Esbaforido e feliz, ele chega em casa. Salta rapidamente do carro, que nem tranca, e voa para dentro. Não fora à viagem programada. Pensando ir logo dar a notícia à mulher e abraçá-la, corre para o quarto. Empurra a porta apenas escorada e vê que dois corpos se enroscam sob o virol. Instintivamente o puxa e deixa a descoberto um homem nu “bombando” entre duas pernas dobradas e entreabertas.
─ Êpa, meu Deus!
─ Ah, Zé ─ volta-se o macho ─ sei que você não se importa mesmo com sua mulher!
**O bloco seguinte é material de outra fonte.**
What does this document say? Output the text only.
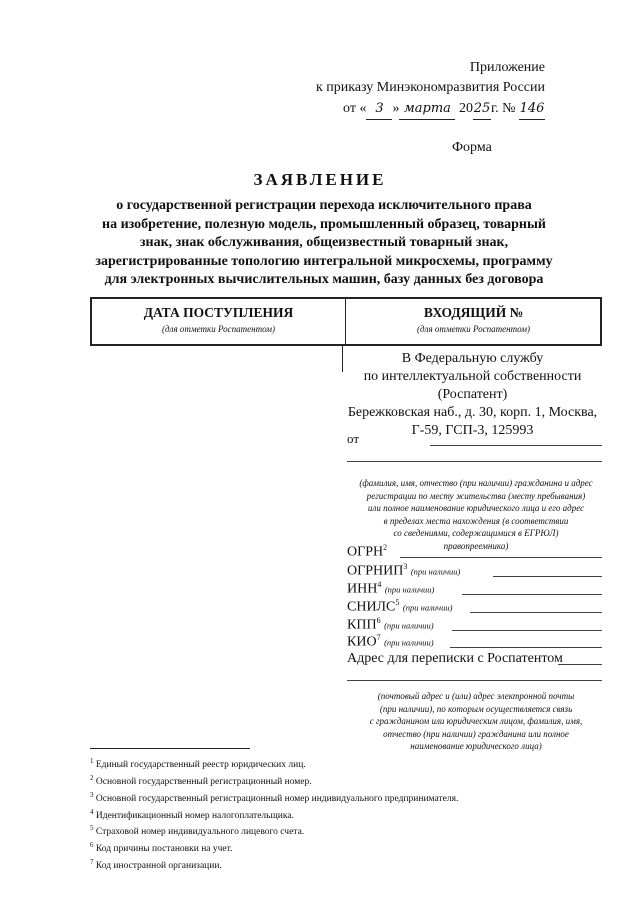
Приложение
к приказу Минэкономразвития России
от « 3 » марта 2025г. № 146
Форма
ЗАЯВЛЕНИЕ
о государственной регистрации перехода исключительного права
на изобретение, полезную модель, промышленный образец, товарный
знак, знак обслуживания, общеизвестный товарный знак,
зарегистрированные топологию интегральной микросхемы, программу
для электронных вычислительных машин, базу данных без договора
ДАТА ПОСТУПЛЕНИЯ
(для отметки Роспатентом)
ВХОДЯЩИЙ №
(для отметки Роспатентом)
В Федеральную службу
по интеллектуальной собственности
(Роспатент)
Бережковская наб., д. 30, корп. 1, Москва,
Г-59, ГСП-3, 125993
от
(фамилия, имя, отчество (при наличии) гражданина и адрес
регистрации по месту жительства (месту пребывания)
или полное наименование юридического лица и его адрес
в пределах места нахождения (в соответствии
со сведениями, содержащимися в ЕГРЮЛ)
правопреемника)
ОГРН$^2$
ОГРНИП$^3$ (при наличии)
ИНН$^4$ (при наличии)
СНИЛС$^5$ (при наличии)
КПП$^6$ (при наличии)
КИО$^7$ (при наличии)
Адрес для переписки с Роспатентом
(почтовый адрес и (или) адрес электронной почты
(при наличии), по которым осуществляется связь
с гражданином или юридическим лицом, фамилия, имя,
отчество (при наличии) гражданина или полное
наименование юридического лица)
$^1$ Единый государственный реестр юридических лиц.
$^2$ Основной государственный регистрационный номер.
$^3$ Основной государственный регистрационный номер индивидуального предпринимателя.
$^4$ Идентификационный номер налогоплательщика.
$^5$ Страховой номер индивидуального лицевого счета.
$^6$ Код причины постановки на учет.
$^7$ Код иностранной организации.
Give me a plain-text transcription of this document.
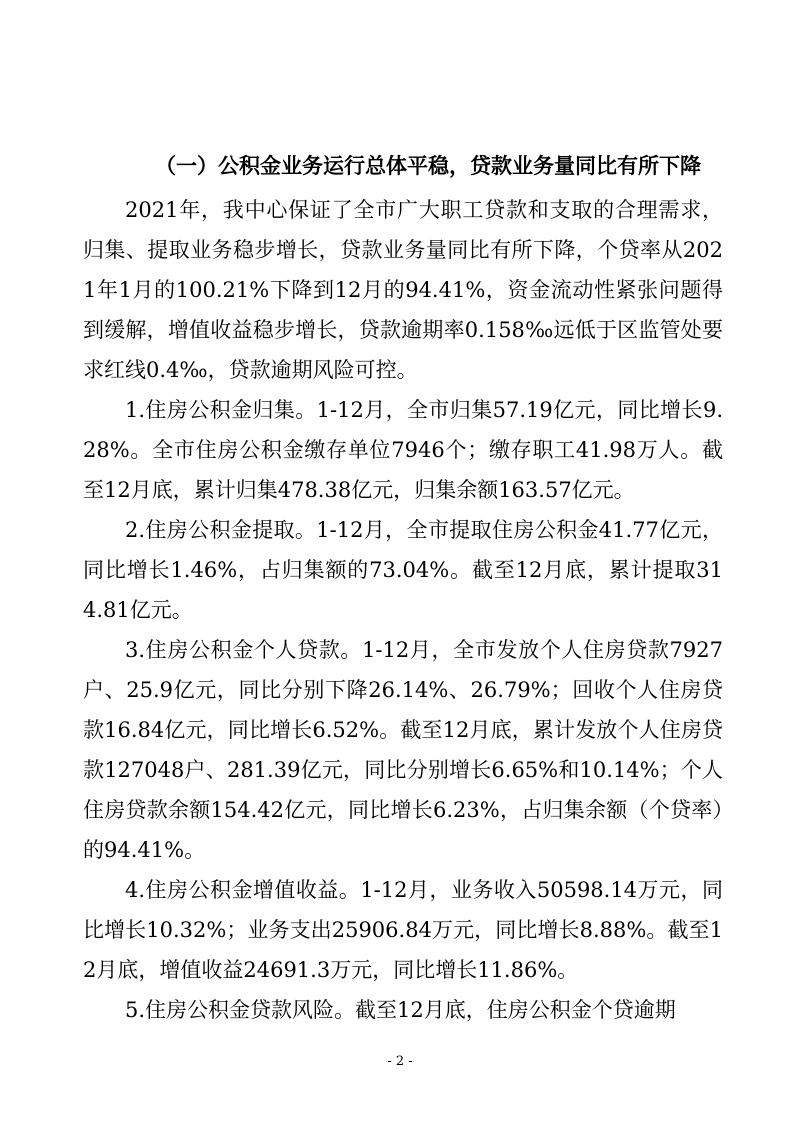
（一）公积金业务运行总体平稳，贷款业务量同比有所下降

2021年，我中心保证了全市广大职工贷款和支取的合理需求，归集、提取业务稳步增长，贷款业务量同比有所下降，个贷率从2021年1月的100.21%下降到12月的94.41%，资金流动性紧张问题得到缓解，增值收益稳步增长，贷款逾期率0.158‰远低于区监管处要求红线0.4‰，贷款逾期风险可控。

1.住房公积金归集。1-12月，全市归集57.19亿元，同比增长9.28%。全市住房公积金缴存单位7946个；缴存职工41.98万人。截至12月底，累计归集478.38亿元，归集余额163.57亿元。

2.住房公积金提取。1-12月，全市提取住房公积金41.77亿元，同比增长1.46%，占归集额的73.04%。截至12月底，累计提取314.81亿元。

3.住房公积金个人贷款。1-12月，全市发放个人住房贷款7927户、25.9亿元，同比分别下降26.14%、26.79%；回收个人住房贷款16.84亿元，同比增长6.52%。截至12月底，累计发放个人住房贷款127048户、281.39亿元，同比分别增长6.65%和10.14%；个人住房贷款余额154.42亿元，同比增长6.23%，占归集余额（个贷率）的94.41%。

4.住房公积金增值收益。1-12月，业务收入50598.14万元，同比增长10.32%；业务支出25906.84万元，同比增长8.88%。截至12月底，增值收益24691.3万元，同比增长11.86%。

5.住房公积金贷款风险。截至12月底，住房公积金个贷逾期

- 2 -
O sangue sobe-lhe às ventas e, à força, Zé arranca aquele intruso de sua imaginada exclusividade.
O “amigo” escapa e corre pelado em direção à rua.
Há uma mureta de aproximadamente um metro de altura em frente à calçada. Zé o persegue e quando o fugitivo vai saltá-la, tenta segurar-lhe os pés. O homem bate com a têmpora no meio-fio e um jato avermelhado, borbulhante, forma rapidamente a poça que lhe encharca os cabelos. Ali, nu, de bruços, resta imobilizado.
Zé volta ao quarto. Agora, em desespero, a esposa clama por perdão.
Com brutalidade, toma-a pela barriga, arranca-a da cama e, por trás, dobrando-lhe a cabeça até os joelhos, procura, repetidamente, esmagar-lhe o crânio no chão.
Súbito, outra ideia. Larga-a. Dirige-se ao criado de cabeceira, pega o trinta e oito, carregando-o com sete cartuchos.
─ Vou é lhe matar, sua puta!
Enquanto isso, ela escapa. Chega à porta da rua e embrenha-se por um terreno baldio com mato baixo, que se abre à frente.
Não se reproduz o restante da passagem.